ז וַיַּעַשׂ אֱלֹהִים אֶת־הָרָקִיעַ וַיַּבְדֵּל בֵּין הַמַּיִם אֲשֶׁר מִתַּחַת לָרָקִיעַ וּבֵין הַמַּיִם אֲשֶׁר מֵעַל לָרָקִיעַ וַיְהִי־כֵן:
 
Translation:     Gd must have made the raqia for it separated the water that is under the raqia from the water that is above the raqia; it must have been so.
 
This verse has the other occurrence of va-yavdel that I was talking about.
 
Look at the phrase after ha-maim beginning with asher. There is no verb from here to the end of the verse, until you get to the certainty epistemic at the end.  Nevertheless, I have “is” in the translation.
 
Hebrew is one of those languages that does not need to express “be” when it is not in imperfect or perfect aspect.

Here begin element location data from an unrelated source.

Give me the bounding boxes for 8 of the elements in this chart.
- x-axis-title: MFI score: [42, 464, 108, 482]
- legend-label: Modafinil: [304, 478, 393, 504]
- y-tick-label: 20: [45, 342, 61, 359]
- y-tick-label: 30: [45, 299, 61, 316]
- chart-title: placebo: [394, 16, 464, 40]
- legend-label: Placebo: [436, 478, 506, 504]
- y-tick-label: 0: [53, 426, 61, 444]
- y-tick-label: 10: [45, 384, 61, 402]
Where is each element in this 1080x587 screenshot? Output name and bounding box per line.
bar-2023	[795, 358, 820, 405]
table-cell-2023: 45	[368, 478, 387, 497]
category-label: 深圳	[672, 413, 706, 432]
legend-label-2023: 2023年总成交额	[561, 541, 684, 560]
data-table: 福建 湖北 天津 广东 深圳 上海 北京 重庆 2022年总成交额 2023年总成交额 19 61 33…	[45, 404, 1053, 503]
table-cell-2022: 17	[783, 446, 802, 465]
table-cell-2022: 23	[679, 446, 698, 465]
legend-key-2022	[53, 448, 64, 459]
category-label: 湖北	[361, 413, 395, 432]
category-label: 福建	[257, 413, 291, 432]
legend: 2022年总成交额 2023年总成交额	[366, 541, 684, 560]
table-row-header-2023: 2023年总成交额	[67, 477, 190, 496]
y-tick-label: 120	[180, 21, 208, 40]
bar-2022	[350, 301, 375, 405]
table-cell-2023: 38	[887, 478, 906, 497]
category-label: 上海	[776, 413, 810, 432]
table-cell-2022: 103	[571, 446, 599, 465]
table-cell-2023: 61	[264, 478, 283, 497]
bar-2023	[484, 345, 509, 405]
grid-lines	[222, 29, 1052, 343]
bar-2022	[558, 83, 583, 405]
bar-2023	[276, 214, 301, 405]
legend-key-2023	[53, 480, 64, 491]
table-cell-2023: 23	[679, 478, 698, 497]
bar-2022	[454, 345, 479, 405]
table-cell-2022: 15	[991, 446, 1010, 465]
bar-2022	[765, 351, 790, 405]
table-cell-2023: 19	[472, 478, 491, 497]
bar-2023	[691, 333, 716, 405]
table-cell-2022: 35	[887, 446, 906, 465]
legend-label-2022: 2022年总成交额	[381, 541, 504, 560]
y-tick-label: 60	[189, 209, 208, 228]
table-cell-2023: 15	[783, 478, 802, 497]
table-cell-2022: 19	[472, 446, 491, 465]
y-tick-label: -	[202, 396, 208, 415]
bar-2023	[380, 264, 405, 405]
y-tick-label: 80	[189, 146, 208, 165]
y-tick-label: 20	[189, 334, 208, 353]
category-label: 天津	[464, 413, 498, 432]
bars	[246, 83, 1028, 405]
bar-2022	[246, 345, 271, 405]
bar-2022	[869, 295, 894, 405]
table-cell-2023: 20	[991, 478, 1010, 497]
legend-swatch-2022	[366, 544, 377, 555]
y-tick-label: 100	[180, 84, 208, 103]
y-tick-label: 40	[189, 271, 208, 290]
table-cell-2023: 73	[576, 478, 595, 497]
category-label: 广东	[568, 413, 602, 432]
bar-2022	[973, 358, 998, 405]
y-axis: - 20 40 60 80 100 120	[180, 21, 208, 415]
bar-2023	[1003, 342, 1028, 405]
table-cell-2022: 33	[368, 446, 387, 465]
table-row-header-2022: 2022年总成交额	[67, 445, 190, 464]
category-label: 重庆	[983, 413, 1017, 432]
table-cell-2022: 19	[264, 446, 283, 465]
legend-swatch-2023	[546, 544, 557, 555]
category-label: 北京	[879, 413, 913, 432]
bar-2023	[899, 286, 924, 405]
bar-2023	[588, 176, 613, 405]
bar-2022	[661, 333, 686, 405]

The progressive aspect of hayah is extremely rare in Torah; I can think of one occurrence off the top of my head. It might occur some more times in the rest of Tannakh.
 
Since this is an aspectual language, not a tense language, you can see that you don’t need to say “be” except in imperfect aspect, to emphasize that  meaning, or perfect aspect, to emphasize that meaning. Russian, another aspectual language, also almost never uses “be” in this type of equational sentence. And it should be no surprise at all that Arabic leaves a verb out of equational sentences.
 
Notice that I used only two posts to go through this verse.  I told you this would happen.